Putri terdiam, lalu akhirnya berkata dengan suara gemetar, “Tadi aku lihat Suster Merah, Ta.”
“Suster Merah? Jadi siapa Suster Merah itu? Di ruangan mana dia?” tanyaku, semakin penasaran.
“Sebetulnya yang dilihat pasien itu bukan perawat seperti kita, Ta,” jawab Putri.
“Jadi perawat seperti apa, Mbak? Aku jadi bingung,” tanyaku, tidak mengerti …
“Suster Merah itu hantu perawat yang sering menampakkan diri,” jawab Putri dengan wajah yang semakin ketakutan.
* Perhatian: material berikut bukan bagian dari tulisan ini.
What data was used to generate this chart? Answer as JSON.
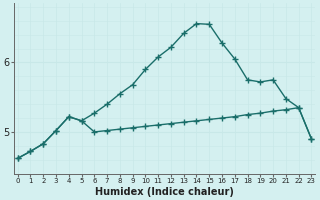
{
  "xlabel": "Humidex (Indice chaleur)",
  "background_color": "#d4f0f0",
  "grid_major_color": "#c8e8e8",
  "grid_minor_color": "#ddf4f4",
  "line_color": "#1a6e6a",
  "curve_peak_x": [
    0,
    1,
    2,
    3,
    4,
    5,
    6,
    7,
    8,
    9,
    10,
    11,
    12,
    13,
    14,
    15,
    16,
    17,
    18,
    19,
    20,
    21,
    22,
    23
  ],
  "curve_peak_y": [
    4.62,
    4.72,
    4.83,
    5.02,
    5.22,
    5.16,
    5.27,
    5.4,
    5.55,
    5.68,
    5.9,
    6.08,
    6.22,
    6.42,
    6.56,
    6.55,
    6.28,
    6.05,
    5.75,
    5.72,
    5.75,
    5.48,
    5.35,
    4.9
  ],
  "curve_flat_x": [
    0,
    1,
    2,
    3,
    4,
    5,
    6,
    7,
    8,
    9,
    10,
    11,
    12,
    13,
    14,
    15,
    16,
    17,
    18,
    19,
    20,
    21,
    22,
    23
  ],
  "curve_flat_y": [
    4.62,
    4.72,
    4.83,
    5.02,
    5.22,
    5.16,
    5.0,
    5.02,
    5.04,
    5.06,
    5.08,
    5.1,
    5.12,
    5.14,
    5.16,
    5.18,
    5.2,
    5.22,
    5.25,
    5.27,
    5.3,
    5.32,
    5.35,
    4.9
  ],
  "yticks": [
    5,
    6
  ],
  "ylim": [
    4.4,
    6.85
  ],
  "xlim": [
    -0.3,
    23.3
  ],
  "xtick_labels": [
    "0",
    "1",
    "2",
    "3",
    "4",
    "5",
    "6",
    "7",
    "8",
    "9",
    "10",
    "11",
    "12",
    "13",
    "14",
    "15",
    "16",
    "17",
    "18",
    "19",
    "20",
    "21",
    "22",
    "23"
  ],
  "marker": "+",
  "markersize": 4,
  "linewidth": 1.0
}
“Oh begitu,” jawabku, merasa sedikit tidak percaya. Menurutku, itu mungkin hanya halusinasi atau ketakutan semata.
Tiba-tiba bel ruangan berbunyi keras.
“TEEEET…” Suara itu memecah keheningan malam.
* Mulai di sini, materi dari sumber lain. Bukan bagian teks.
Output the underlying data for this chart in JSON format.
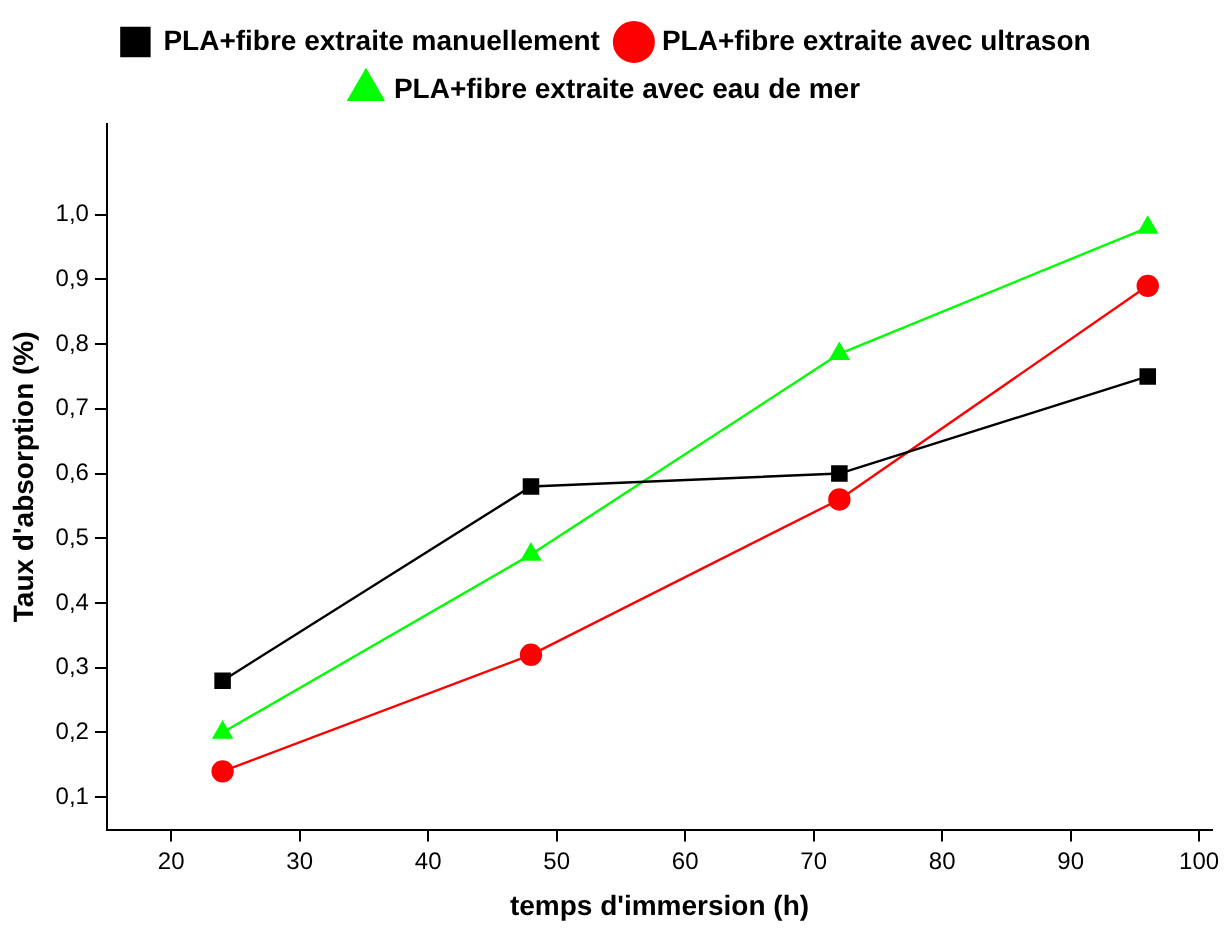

Aku terbangun dan segera menuju ruangan pasien. Tapi pasienku sedang tertidur lelap, dan hanya ada satu pasien malam itu. Mungkin ia hanya lelah, gumamku dalam hati. Aku pun kembali ke ruang jaga.
Suasana rumah sakit semakin dingin dan sunyi. Saat aku melangkah menyusuri lorong, aku bertemu dengan seorang perawat perempuan yang sangat cantik, mengenakan jaket merah. Wajahnya asing bagiku, namun ia tersenyum padaku. Aku membalas senyumannya, namun begitu berbalik untuk melanjutkan perjalanan, aku merasa ada yang aneh. Tidak ada siapa-siapa di belakangku. Seperti hilang begitu saja.
“Ke mana ya dia?” gumamku, bingung …
Aku bukanlah orang yang mudah percaya dengan cerita tentang penampakan hantu atau makhluk halus. Aku yakin bahwa makhluk dari alam lain itu ada, namun sangat sulit bagiku untuk percaya bahwa mereka bisa datang dan pergi sesuka hati di hadapan kita, seperti yang sering digambarkan dalam acara-acara televisi. Kadang-kadang, aku menonton acara seperti Dunia Lain atau Uka-uka, namun lebih karena tingkah laku pesertanya yang lucu, bukan karena penampakan hantu yang mereka tampilkan. Menurutku, banyak penampakan yang ada hanyalah rekayasa untuk mendongkrak popularitas acara tersebut.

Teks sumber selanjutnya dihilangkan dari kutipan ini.